Mutual-information-inspired heuristics for constraint-based causal structure learning
Introduction
Bayesian network is a kind of probabilistic graph model. Due to its compact representation and powerful reasoning ability under uncertain environment, it has attracted an increasing number of attention from researchers, and it has been widely used in the fields of neuroscience [1], computer science [2], industrial applications [3], dependability and risk analysis [4].
A Bayesian network is mainly composed of two parts: a directed acyclic graph and a probability distribution table, where the nodes represent random variables, and the edges represent direct dependencies between two variables. The probability distribution table describes the dependence of each variable on its parent nodes. The Bayesian network structure learning techniques in the literature can be roughly grouped into three categories: approaches based on structural equation models, score-based approaches, and constraint-based approaches.

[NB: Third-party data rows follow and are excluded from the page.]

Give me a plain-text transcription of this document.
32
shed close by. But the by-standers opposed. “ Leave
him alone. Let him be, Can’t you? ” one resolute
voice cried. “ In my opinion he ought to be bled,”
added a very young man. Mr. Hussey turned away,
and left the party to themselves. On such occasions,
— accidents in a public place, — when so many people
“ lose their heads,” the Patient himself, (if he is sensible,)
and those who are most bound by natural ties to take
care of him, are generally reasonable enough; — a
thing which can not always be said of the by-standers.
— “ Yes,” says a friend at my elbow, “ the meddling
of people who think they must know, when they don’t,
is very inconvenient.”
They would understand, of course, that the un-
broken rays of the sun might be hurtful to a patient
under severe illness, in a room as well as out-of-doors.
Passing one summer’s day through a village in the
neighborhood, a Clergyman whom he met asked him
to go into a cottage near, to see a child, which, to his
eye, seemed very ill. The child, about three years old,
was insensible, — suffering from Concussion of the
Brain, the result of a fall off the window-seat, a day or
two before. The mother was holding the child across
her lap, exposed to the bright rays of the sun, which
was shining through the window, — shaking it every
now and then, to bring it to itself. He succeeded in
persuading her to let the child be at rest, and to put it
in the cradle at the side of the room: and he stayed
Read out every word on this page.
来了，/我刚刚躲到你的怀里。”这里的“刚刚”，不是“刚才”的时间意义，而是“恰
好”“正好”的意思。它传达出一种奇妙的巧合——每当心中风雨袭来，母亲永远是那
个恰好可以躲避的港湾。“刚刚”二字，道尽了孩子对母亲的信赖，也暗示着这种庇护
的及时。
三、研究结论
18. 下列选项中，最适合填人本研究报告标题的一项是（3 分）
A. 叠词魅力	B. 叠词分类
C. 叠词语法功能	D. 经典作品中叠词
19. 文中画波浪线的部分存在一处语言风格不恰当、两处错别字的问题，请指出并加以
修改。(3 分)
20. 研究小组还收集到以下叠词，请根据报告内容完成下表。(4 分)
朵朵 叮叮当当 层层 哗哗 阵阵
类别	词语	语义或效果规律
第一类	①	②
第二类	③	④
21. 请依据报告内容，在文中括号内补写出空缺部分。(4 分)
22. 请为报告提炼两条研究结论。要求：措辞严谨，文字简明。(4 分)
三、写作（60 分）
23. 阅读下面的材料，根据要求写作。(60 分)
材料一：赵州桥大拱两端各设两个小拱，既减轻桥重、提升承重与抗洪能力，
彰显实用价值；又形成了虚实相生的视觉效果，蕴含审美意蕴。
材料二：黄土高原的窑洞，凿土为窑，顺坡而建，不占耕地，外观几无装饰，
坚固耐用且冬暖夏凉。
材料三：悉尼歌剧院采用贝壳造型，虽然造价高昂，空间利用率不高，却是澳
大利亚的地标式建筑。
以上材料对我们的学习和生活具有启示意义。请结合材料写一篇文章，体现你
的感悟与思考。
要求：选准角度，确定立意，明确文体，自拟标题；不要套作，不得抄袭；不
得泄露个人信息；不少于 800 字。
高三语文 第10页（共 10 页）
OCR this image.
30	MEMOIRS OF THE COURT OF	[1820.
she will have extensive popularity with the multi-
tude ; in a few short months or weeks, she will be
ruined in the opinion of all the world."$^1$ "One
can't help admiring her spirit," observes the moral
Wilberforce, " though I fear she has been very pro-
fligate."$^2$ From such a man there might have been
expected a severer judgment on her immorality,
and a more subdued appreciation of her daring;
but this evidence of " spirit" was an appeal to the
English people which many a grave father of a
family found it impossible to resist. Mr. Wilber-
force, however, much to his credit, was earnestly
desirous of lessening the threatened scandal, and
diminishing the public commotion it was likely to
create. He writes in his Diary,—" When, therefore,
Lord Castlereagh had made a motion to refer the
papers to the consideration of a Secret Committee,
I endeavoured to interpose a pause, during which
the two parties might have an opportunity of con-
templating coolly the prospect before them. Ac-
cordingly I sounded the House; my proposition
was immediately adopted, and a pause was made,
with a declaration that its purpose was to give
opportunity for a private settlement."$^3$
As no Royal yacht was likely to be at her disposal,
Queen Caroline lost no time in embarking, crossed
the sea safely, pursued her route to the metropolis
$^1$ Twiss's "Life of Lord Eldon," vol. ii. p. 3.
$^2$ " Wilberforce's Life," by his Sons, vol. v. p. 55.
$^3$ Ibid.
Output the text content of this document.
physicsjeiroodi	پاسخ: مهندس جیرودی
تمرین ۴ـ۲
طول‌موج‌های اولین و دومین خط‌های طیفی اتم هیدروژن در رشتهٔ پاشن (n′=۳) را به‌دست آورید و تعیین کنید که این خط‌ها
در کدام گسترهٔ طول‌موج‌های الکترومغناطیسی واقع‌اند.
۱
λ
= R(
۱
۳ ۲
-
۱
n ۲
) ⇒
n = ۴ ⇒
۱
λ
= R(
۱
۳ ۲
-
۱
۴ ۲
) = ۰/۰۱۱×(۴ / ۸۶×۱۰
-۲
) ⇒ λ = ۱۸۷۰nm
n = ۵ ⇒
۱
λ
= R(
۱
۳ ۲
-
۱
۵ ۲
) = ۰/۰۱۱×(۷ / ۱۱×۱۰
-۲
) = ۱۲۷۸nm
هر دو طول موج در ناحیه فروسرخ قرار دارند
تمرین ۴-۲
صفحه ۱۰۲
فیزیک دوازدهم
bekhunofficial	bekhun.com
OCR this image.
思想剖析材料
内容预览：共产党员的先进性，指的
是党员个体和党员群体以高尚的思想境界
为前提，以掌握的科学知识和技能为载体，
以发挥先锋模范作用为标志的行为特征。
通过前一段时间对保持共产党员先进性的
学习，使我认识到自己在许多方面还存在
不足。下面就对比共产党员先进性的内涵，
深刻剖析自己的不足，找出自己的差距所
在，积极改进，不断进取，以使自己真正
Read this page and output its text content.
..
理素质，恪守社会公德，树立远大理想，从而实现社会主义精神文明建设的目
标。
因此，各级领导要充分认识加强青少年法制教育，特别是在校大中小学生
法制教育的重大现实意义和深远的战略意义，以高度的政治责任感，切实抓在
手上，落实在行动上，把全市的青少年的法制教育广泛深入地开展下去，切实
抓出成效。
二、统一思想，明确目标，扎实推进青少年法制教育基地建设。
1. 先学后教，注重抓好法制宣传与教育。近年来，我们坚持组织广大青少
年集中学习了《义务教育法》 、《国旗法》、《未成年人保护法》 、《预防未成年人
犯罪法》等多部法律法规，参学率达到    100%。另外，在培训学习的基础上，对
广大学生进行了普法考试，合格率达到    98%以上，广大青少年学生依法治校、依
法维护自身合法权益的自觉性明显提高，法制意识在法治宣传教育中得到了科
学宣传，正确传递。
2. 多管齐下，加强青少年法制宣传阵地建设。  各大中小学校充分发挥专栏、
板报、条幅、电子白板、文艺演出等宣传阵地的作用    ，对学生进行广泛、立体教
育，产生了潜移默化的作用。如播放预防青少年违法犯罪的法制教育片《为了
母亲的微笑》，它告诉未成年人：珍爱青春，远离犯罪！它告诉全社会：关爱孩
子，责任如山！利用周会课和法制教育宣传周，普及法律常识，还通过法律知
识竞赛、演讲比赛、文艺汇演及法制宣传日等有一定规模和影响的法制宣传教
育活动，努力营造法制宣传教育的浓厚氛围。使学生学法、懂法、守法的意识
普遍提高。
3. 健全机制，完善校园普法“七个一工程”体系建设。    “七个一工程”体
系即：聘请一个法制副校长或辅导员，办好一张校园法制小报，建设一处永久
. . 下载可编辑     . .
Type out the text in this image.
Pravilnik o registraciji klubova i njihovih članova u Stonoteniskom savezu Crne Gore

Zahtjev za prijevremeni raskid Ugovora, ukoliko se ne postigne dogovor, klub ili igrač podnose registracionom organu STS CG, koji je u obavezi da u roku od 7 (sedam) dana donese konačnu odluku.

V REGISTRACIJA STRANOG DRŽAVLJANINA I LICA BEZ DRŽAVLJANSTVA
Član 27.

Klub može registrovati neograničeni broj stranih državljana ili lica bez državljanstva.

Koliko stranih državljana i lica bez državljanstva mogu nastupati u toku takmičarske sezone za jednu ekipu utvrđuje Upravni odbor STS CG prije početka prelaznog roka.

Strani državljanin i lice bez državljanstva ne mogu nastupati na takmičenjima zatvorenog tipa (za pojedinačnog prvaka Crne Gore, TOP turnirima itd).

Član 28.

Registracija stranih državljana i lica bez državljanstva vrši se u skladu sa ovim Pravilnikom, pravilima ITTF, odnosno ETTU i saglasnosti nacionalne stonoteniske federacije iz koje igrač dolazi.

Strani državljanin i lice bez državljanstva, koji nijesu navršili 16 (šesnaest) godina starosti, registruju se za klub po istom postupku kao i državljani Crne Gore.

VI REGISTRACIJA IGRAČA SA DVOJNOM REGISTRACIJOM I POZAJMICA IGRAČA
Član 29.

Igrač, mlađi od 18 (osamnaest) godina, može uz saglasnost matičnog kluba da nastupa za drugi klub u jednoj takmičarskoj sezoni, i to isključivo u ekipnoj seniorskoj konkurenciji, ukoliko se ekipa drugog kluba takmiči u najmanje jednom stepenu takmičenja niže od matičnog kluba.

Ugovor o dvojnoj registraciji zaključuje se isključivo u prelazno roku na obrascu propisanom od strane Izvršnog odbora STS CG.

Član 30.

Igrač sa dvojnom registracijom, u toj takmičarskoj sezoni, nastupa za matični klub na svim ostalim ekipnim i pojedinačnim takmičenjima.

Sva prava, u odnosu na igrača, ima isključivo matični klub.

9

Utilizing an appropriately defined structural equation model to learn causal structures is essentially a “data-driven” approach where the observed data distribution is used to discover the underlying causal relations [5]. Some representative models include the classic Linear Non-Gaussian Acyclic Model, Nonlinear additive noise model, and Post-nonlinear causal model [6], where independence testing is used to identify the causal direction between variables. Others have attempted to formalize causal structure learning as a continuous optimization problem. Such methods include DAG-GNN learning method based on graph neural network [7] and RL-BIC2 learning method based on reinforcement learning technology [8].
In the score-based approaches, a scoring function is used to evaluate how well each candidate structure can fit the observation data, and the final output is one or more directed acyclic graphs with the best score. Since the space of the candidate structures increases exponentially with the number of variables, researchers have investigated various search strategies such as structural space search, equivalence class space search, and variable order space search. There are exact learning approaches that attempt to find the global optimal solution, such as integer linear programming methods, dynamic programming methods, branch and bound methods [9], as well as approximate approaches such as evolutionary methods [10], heuristic algorithms [11], Local–global learning methods [12], [13], surrogate model [14], and bounded tree-width structure optimization [15].
The constraint-based approaches use variable independence testing and edge orientation rules to learn the Bayesian network structure that can best explain the observed dependencies. As shown in Fig. 1, a constraint-based approach typically has three steps.
- •
Step 1: Skeleton learning (adjacency search). Some conditional independence test, such as test, mutual information and Fisher’s Z-test, is used to identify whether there exists an edge between any two variables.
- •
Step 2: V-structure recognition. The conditional-separation sets generated in Step 1 are used to identify potential v-structures.
- •
Step 3: The v-structures identified in Step 2, Meek’s orientation rules[16], together with the observational data, are used to transform the undirected graph produced in Step 1 into a directed acyclic graph.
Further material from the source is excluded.